Ross was confused. ‘You are not real brothers?”
“Yes, we are real brothers. But we do not have the same mother.”
“Then why are you brothers?”
“Because we live in the same village.”
“With your father and mother?”
Kahega looked shocked. “No,” he said emphatically. “Not the same village.”
“A different village, then?”
“Yes, of course-we are Kikuyu.”
Ross was perplexed. Kahega laughed.
Kahega offered to carry the electronic equipment that Ross had slung over her shoulder, but she declined. Ross was obliged to try and link up with Houston at intervals throughout the day, and at noon she found a clear window, probably because the consortium jamming operator took a break for lunch. She managed to link through and register another Field Time-Position.
The console read: FILD TME-POSITN CHEK-10:03 H
They had lost nearly an hour since the previous check the night before. “We’ve got to go fester,” she told Munro.
“Perhaps you’d prefer to jog,” Munro said. “Very good exercise.” And then, because he decided he was being too hard on her, he added, “A lot can happen between here and Virunga.”
They heard the distant growl of thunder and minutes later were drenched in a torrential rain, the drops so dense and heavy that they actually hurt. The rain fell solidly for the next hour, then stopped as abruptly as it had begun. They were all soaked and miserable, and when Munro called a halt for food, Ross did not protest.
Amy promptly went off into the forest to forage; the porters cooked curried meat gravy on rice; Munro, Ross, and
Elliot burned leeches off their legs with cigarettes. The leeches were swollen with blood. “I didn’t even notice them,” Ross said.
“Rain makes ‘em worse,” Munro said. Then he looked up sharply, glancing at the jungle.
“Something wrong?”
“No, nothing,” Munro said, and he went into an explanation of why leeches had to be burned off; if they were pulled off, a part of the head remained lodged in the flesh and caused an infection.

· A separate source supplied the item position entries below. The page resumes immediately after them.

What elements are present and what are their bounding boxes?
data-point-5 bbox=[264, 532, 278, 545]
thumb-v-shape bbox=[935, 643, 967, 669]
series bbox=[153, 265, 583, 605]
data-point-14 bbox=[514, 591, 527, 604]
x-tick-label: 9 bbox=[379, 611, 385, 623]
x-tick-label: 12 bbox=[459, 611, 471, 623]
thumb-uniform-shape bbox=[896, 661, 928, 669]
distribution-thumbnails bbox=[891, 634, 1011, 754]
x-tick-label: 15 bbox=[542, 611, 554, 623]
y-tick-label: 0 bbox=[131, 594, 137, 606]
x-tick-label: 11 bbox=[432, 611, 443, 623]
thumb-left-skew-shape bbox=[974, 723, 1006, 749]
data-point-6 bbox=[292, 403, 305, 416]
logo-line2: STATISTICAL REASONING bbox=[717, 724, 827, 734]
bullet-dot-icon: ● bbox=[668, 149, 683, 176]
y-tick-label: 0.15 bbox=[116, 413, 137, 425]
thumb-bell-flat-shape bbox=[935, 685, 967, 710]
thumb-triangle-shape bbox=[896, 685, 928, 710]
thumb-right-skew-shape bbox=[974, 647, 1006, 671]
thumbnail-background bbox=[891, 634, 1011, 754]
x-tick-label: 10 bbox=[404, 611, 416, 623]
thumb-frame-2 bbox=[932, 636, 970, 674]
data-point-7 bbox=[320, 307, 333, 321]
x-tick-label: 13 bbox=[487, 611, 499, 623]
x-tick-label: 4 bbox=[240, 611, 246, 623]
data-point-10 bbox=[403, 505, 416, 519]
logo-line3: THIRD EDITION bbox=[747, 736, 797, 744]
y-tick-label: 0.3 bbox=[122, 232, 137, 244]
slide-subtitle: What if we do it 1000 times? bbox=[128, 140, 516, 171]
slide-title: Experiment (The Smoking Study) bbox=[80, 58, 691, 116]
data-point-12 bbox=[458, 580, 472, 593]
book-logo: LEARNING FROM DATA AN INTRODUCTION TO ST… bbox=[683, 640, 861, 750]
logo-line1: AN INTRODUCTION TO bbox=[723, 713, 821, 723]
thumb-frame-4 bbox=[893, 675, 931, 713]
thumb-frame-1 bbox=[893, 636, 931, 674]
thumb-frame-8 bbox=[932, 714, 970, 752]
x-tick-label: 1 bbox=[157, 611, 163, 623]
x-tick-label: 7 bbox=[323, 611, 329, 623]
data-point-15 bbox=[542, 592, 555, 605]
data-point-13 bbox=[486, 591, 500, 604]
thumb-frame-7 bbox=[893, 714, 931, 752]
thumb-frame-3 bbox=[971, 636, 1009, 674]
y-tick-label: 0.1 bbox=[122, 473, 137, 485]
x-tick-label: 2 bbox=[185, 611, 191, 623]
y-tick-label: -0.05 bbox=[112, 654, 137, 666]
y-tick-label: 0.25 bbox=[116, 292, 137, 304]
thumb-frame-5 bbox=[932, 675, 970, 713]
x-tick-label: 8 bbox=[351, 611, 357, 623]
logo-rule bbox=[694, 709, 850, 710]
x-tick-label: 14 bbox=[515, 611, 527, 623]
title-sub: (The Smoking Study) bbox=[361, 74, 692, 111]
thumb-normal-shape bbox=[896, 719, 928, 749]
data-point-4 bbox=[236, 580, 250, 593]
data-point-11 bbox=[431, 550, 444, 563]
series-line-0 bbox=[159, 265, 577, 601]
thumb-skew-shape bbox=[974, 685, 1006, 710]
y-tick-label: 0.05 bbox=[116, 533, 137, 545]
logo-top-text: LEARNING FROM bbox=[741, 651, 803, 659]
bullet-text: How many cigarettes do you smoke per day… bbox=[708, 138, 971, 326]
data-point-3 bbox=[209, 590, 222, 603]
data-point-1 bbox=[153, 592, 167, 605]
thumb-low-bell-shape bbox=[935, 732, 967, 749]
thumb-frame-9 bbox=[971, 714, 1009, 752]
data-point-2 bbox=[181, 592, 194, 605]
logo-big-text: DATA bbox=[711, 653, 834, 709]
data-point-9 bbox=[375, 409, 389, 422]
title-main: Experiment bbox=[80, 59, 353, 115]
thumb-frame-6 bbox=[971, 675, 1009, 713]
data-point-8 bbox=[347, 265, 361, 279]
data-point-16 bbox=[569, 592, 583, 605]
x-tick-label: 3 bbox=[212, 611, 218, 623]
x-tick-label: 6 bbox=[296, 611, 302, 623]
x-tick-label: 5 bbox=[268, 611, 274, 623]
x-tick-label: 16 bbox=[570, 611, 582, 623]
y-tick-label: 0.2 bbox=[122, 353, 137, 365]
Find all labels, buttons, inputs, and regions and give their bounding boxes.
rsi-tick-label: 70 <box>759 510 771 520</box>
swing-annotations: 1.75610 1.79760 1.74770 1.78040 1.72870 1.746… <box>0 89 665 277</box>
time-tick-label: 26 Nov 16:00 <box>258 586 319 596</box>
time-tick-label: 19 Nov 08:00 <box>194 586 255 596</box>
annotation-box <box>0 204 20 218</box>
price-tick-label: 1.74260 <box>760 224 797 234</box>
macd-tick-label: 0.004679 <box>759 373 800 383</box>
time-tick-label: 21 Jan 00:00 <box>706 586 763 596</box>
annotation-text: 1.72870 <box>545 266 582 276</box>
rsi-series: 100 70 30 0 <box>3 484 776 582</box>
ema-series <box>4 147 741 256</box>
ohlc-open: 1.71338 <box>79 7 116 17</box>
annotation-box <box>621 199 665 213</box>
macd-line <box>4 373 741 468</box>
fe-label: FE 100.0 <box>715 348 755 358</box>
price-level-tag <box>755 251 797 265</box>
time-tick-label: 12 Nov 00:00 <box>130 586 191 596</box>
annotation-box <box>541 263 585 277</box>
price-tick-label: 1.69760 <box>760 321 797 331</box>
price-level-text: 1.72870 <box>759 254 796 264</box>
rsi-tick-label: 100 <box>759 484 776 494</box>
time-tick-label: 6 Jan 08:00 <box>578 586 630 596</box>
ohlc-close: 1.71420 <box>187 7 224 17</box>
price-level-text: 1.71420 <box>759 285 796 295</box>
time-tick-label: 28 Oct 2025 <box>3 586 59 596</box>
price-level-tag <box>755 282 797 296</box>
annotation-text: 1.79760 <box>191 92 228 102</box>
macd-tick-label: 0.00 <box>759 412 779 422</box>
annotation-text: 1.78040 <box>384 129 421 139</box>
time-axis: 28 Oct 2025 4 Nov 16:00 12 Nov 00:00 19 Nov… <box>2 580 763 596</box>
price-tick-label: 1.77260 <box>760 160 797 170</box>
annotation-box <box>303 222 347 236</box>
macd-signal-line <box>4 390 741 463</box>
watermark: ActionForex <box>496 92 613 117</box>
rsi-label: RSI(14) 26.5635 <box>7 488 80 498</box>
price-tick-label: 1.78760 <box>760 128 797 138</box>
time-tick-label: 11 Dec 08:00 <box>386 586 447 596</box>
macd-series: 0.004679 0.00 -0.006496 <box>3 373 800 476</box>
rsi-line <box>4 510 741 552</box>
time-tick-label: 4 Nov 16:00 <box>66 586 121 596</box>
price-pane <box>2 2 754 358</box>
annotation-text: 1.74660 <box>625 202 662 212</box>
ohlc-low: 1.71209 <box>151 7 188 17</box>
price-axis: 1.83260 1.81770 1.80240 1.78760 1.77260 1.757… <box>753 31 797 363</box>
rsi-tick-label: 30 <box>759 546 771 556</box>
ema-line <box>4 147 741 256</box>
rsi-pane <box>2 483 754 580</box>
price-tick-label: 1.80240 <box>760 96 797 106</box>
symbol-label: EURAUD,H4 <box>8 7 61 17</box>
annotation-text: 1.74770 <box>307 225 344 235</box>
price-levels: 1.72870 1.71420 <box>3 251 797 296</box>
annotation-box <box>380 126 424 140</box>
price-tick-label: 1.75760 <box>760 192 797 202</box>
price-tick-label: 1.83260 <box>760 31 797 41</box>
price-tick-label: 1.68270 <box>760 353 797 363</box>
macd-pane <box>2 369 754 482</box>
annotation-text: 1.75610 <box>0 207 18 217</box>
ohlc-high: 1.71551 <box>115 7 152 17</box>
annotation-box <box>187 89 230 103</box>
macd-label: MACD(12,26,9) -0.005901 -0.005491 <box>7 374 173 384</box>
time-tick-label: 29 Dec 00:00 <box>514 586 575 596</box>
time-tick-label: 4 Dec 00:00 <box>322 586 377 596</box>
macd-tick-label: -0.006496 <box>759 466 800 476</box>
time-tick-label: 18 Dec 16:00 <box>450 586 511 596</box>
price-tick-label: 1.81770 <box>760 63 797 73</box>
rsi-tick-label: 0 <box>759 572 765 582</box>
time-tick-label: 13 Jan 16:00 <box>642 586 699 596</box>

Kahega brought them food, and Munro said in a low voice, “Are the men all right?”
“Yes,” Kahega said. “The men are all right. They will not be afraid.”
“Afraid of what?” Elliot said.
“Keep eating. Just be natural,” Munro said.
Elliot looked nervously around the little clearing.
“Eat!” Munro whispered. “Don’t insult them. You’re not supposed to know they’re here.”
The group ate in silence for several minutes. And then the nearby brush rustled and a pygmy stepped out.